Otherwise, the generated type is what you said - FooThingElement. This matches the convention for JS types of native HTML elements.

Polymer({ is: 'foo-thing'...}); // Type is FooThingElement

Class Annotations for 1.x/Hybrid Call Syntax

A class level annotation may be added to a 1.x/Hybrid element on the factoryImpl method.

Polymer({
  is: 'my-foo',

  /** @implements {MyExternalInterface} */
  factoryImpl: function() {}
});

1.x/Hybrid Behaviors

Behaviors in Polymer are traditional JS mixins and are not well supported nor understood by the compiler. It is highly advised to migrate to 2.0 style class mixins instead.

Behaviors must:

  • Be defined on a global namespace
  • Be an object literal or or array literal
  • Be annotated with @polymerBehavior

In addition, only very weak type checking is enabled by the compiler.

const myNs = {};

/**
 * @const
 * @polymerBehavior
 */
myNs.FunBehavior = {
  properties: {
    isHappy: Boolean,

    /** @type {number} **/
    count: {
      type: Number,
      readOnly: true
    }
  },

  /** @param {string} funAmount */
  doSomethingFun: function(funAmount) { alert('Something fun!'); },
};

Polymer({
  is: 'x-custom',
  behaviors: [ myNs.FunBehavior ],
});

Advanced Mode Property Renaming Implications

As polymer html templates contain references to JS code, any JS symbol referenced in HTML must properly accounted for.

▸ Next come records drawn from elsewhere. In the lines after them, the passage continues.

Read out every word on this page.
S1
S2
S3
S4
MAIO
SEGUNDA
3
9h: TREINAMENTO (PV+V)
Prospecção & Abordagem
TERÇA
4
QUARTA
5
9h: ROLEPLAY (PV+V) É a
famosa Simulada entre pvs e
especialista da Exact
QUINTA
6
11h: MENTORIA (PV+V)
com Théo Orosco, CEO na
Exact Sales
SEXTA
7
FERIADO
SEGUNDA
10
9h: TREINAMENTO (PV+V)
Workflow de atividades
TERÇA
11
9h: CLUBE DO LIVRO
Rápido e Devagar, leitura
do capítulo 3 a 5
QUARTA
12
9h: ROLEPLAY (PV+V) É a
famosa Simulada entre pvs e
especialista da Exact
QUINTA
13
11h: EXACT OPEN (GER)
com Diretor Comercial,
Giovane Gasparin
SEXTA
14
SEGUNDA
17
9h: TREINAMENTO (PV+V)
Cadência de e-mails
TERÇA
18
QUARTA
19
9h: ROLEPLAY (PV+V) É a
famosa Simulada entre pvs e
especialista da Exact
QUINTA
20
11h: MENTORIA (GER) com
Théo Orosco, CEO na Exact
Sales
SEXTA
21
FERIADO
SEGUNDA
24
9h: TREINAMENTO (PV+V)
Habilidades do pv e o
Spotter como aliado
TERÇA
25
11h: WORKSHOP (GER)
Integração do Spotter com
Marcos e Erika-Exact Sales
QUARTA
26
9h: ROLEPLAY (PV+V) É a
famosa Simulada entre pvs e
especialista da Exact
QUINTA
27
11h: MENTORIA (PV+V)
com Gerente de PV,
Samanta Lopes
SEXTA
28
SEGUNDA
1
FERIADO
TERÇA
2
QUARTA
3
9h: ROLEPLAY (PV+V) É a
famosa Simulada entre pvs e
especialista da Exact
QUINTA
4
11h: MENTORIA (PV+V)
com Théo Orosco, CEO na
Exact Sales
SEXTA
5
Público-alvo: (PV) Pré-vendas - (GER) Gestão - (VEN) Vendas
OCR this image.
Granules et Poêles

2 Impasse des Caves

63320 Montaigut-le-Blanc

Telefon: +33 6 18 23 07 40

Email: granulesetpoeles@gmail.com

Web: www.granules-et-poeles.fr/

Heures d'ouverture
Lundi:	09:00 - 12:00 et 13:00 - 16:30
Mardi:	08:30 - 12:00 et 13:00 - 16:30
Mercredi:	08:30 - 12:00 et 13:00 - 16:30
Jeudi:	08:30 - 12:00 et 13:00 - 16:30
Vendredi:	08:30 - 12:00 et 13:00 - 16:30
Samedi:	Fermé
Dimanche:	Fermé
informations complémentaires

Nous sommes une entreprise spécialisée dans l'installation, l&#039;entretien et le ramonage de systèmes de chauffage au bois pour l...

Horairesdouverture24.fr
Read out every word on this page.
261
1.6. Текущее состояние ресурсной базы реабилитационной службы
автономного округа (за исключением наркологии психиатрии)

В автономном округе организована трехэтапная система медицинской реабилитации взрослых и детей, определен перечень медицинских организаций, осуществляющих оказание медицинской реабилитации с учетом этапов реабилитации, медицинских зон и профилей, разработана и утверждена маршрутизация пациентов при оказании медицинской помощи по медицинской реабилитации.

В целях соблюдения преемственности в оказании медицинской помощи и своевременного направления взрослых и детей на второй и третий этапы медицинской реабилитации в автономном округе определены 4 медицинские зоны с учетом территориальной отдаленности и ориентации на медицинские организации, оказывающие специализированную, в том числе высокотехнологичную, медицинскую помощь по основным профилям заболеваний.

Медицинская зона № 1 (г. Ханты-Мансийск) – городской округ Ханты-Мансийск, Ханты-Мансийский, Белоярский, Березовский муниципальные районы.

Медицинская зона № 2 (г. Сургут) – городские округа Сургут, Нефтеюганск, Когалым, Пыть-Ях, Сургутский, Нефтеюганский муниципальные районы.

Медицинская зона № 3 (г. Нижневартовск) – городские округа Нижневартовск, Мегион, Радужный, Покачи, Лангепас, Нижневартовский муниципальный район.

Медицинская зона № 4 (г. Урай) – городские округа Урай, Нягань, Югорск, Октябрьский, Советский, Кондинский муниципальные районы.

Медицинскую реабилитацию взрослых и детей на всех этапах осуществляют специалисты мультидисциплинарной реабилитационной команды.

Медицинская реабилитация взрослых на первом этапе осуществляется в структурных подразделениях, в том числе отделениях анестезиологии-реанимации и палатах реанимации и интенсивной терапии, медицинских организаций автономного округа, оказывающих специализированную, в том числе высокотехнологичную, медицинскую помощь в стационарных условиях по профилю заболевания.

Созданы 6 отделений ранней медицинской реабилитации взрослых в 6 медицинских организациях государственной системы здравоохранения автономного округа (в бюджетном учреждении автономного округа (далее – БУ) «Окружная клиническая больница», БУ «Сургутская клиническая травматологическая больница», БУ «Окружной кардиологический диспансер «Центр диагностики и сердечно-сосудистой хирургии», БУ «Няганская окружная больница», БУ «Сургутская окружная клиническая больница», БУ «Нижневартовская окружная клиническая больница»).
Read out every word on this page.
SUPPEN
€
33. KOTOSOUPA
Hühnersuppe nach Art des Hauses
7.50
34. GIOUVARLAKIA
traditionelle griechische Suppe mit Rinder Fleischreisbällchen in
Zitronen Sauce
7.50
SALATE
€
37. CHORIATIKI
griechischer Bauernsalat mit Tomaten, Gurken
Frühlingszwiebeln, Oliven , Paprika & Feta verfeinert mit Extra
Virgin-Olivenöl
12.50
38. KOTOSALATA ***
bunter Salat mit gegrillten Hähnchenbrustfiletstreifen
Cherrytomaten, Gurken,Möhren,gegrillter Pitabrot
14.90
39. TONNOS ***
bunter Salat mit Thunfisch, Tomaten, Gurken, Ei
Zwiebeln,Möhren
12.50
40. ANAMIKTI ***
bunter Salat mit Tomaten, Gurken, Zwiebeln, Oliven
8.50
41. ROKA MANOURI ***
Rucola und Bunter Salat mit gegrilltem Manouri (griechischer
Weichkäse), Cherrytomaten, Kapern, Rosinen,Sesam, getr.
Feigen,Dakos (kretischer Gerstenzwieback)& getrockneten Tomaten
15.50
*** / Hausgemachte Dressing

Either:

  1. All referenced properties be quoted or exported
  2. A tool must be used to update the HTML templates after compilation

Renaming Tools

Declared Property Renaming

The Polymer Pass enforces the ALL_UNQUOTED property renaming policy of the compiler. Properties should be consistently quoted. If the declaration is quoted, all references to the property should also be quoted.

Version 2

Most declared properties are renamed. The compiler will consistently rename the returned properties object literal keys with the class prototype properties.

Properties marked as readOnly or with reflectToAttribute are not renamed. readOnly properties have synthetic setters generated for them which are based on their renamed version. Properties marked as reflectToAttribute are typically used to style or locate an element.

Version 1

All declared properties are blocked from renaming. The compiler generates external interfaces to block renaming of these properties.